The common law judge in the law and finance literature
It has now been a little over two decades since the publication of La Porta et al’s seminal “Law and finance” paper,2 in which the authors sought to compare measures of investor protection across countries and relate differences in levels of protection to the availability of finance.3 The methodological step that made it possible to explore the latter question, a question of causation that would be expected to be fraught with endogeneity problems,4 was the decision to classify countries in the sample by legal ‘origin’, or legal family. As the authors explained:5
“Even if we were to find that legal rules matter, it would be possible to argue that these rules endogenously adjust to economic reality, and hence the differences in rules and outcomes simply reflect the differences in some other, exogenous, conditions across countries … this is where our focus on the legal origin becomes crucial. Countries typically adopted their legal systems involuntarily (through conquest or colonisation). Even when they chose a system freely … the crucial consideration was language and the broad political stance of the law rather than the treatment of investor protections. The legal family can therefore be treated as exogenous to a country’s structure of corporate ownership and finance. If we find that legal rules differ substantially across legal families and that financing and ownership patterns do as well, we have a strong case that legal families, as expressed in the legal rules, actually cause outcomes.”

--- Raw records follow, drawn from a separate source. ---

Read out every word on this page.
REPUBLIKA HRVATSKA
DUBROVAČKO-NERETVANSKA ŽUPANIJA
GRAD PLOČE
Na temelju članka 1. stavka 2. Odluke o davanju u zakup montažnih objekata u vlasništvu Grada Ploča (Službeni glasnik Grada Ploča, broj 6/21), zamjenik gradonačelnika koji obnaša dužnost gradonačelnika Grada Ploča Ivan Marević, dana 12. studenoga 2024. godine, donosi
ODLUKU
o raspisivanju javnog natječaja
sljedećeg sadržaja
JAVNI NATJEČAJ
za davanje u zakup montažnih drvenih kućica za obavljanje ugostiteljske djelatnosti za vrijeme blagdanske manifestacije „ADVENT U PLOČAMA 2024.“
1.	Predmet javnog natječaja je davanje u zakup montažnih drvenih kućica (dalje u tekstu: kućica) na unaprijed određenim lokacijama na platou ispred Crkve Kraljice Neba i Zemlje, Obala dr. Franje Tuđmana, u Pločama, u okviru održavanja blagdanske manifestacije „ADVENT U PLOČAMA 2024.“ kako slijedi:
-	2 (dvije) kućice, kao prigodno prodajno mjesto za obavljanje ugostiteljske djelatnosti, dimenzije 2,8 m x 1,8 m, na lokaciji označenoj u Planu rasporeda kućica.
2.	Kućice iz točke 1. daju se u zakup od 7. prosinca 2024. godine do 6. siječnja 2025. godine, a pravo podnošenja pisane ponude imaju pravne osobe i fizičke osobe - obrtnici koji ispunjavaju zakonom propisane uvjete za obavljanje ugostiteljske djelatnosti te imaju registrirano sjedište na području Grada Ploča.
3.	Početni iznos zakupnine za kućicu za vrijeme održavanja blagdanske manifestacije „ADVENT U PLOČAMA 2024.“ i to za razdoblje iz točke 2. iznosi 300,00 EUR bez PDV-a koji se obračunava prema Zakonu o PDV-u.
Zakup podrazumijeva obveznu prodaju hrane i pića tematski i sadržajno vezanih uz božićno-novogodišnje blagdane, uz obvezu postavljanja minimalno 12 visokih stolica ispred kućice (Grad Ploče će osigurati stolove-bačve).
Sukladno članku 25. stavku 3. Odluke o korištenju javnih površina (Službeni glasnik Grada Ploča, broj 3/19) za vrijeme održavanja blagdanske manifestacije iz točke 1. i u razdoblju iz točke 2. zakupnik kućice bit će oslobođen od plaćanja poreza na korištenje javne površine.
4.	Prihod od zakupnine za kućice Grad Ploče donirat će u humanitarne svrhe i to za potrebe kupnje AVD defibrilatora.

* Professor of Law and Legal History, Fellow of St Hugh’s College, University of Oxford, Conjoint Professor, UNSW.
† Clifford Chance Associate Professor of Law and Finance, Director of the Commercial Law Centre, Fellow of Harris Manchester College, University of Oxford.
1. Funding for the series was generously provided by the Bapsybanoo Marchioness of Winchester Trust, the Travers Smith Fund, and the Commercial Law Centre at Harris Manchester College, Oxford.
2. R La Porta, F Lopez-de-Silanes, A Shleifer and Robert W Vishny, “Law and Finance” (1998) 106 Journal of Political Economy 1113.
3. This was done through a follow-on paper, “The Legal Determinants of External Finance” (1997) 52 J of Finance 1131.
4. See K Pistor, “Rethinking the ‘Law and Finance’ Paradigm” (2009) 6 BYU L Rev 1647, 1652; J Armour, S Deakin, V Mollica and M Siems, “Law and Financial Development: What We Are Learning from Time-Series Evidence” (2009) 6 BYU L Rev 1435, 1447–1449.
5. (1998) 106 Journal of Political Economy 1113, 1126.